There’s no question that OTTs are leading the growth of new-build cable systems, specifically, transoceanic subsea networks. But the larger subsea cables owned by OTTs will also provide opportunities for convergence between the transoceanic and regional markets. While OTTs are not investing in smaller markets, they are indirectly serving undeserved regions of the world by facilitating broader global connectivity.
In so far as the future of the operator dominated cable consortium, I believe we’ll start to see more innovative collaborations, such as the recent pact between Seaborn Networks and Aqua Comms to provide a new subsea route between South America and Europe by interconnecting Seaborn’s Seabras-1 cable directly with Aqua Comms’ America-Europe Connect subsea cable network.
Witnessing the development of the HAVFRUE submarine cable system, a consortium that includes Aqua Comms, Bulk Infrastructure, Facebook and others to construct an undersea network between the US and Northern Europe, I don’t anticipate that the consortium model will disappear entirely from the industry.
What are your thoughts on the increasing number of cable projects forgoing the cable landing station and connecting directly to the data centre?
To improve performance and lower costs, subsea network owner-operators are increasingly terminating new subsea cables directly in network and cloud-rich colocation data centres, thereby eliminating the additional hop through the traditional cable landing station.
While this has traditionally been seen in developed markets, it’s important to remember that more than 10% of the world's internet users are in the Latin American-Caribbean region. Infrastructure growth requires more reliable and resilient connectivity, which will fortify business opportunities within and serving the Caribbean.
In addition to growing subscriber populations, regional growth in bandwidth demand is being driven by advanced generation mobile phone services, cable TV and OTT services.

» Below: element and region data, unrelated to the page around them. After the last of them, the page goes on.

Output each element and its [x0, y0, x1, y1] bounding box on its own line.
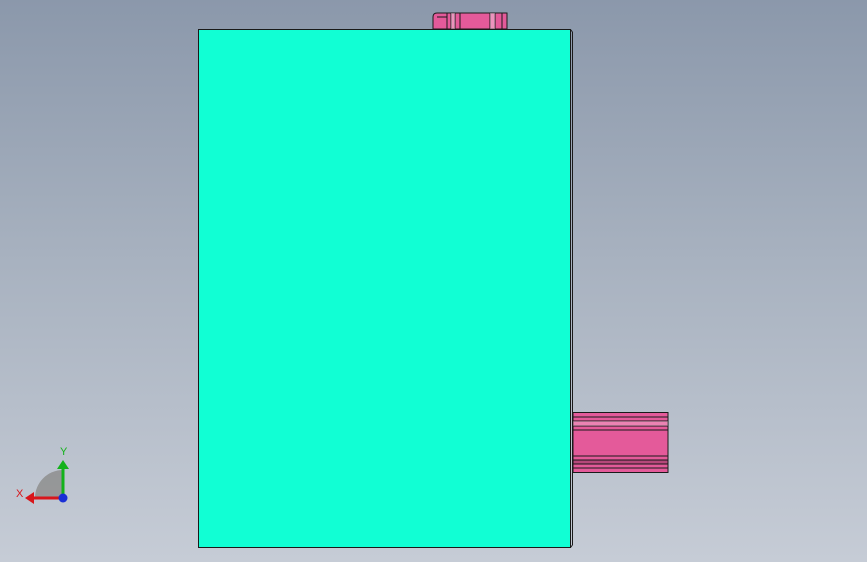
orientation-triad: Y X [16, 446, 69, 504]
top-boss-feature[interactable] [432, 12, 508, 30]
model-scene[interactable]: Y X [0, 0, 867, 562]
graphics-viewport[interactable]: Y X [0, 0, 867, 562]
y-axis-label: Y [60, 446, 68, 458]
side-rail-feature[interactable] [572, 412, 669, 473]
x-axis-label: X [16, 488, 24, 500]
z-axis-dot-icon [58, 493, 68, 503]
triad-plane-icon [35, 470, 63, 498]
main-body-face[interactable] [198, 29, 573, 548]
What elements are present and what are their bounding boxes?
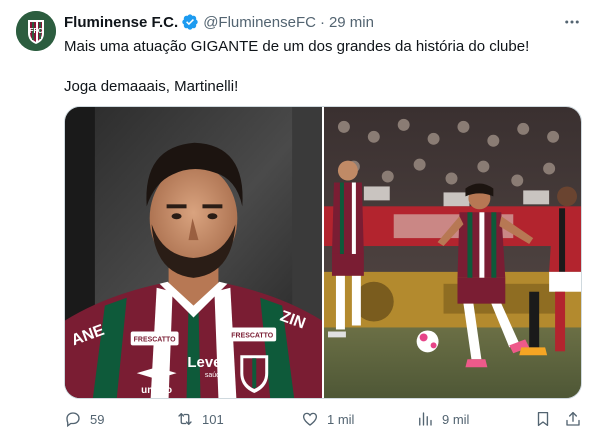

Investment in terrestrial backhaul and domestic network capacity has also led to an increase in aggregate demand for off-island capacity in all markets. So, as globalisation continues to reach emerging economies such as the Caribbean, we’re likely see more regional data centres connect directly with submarine cables, especially as multinational enterprises seek to expand their footprint in the islands, driving new infrastructure investments.
Beyond the subsea cable due for deployment in 2020, what’s the future roadmap for Deep Blue?
The Deep Blue Cable network will offer an initial capacity of 6Tbps per fibre pair, which may be upgraded to 20Tbps per fibre pair over the life of the system. The undersea network is designed to be fully looped with many cables at unique landing sites. While Deep Blue has 22 landings planned in Phase I, the system ultimately has more than 40 landings planned in the Caribbean, mainland US, and South America.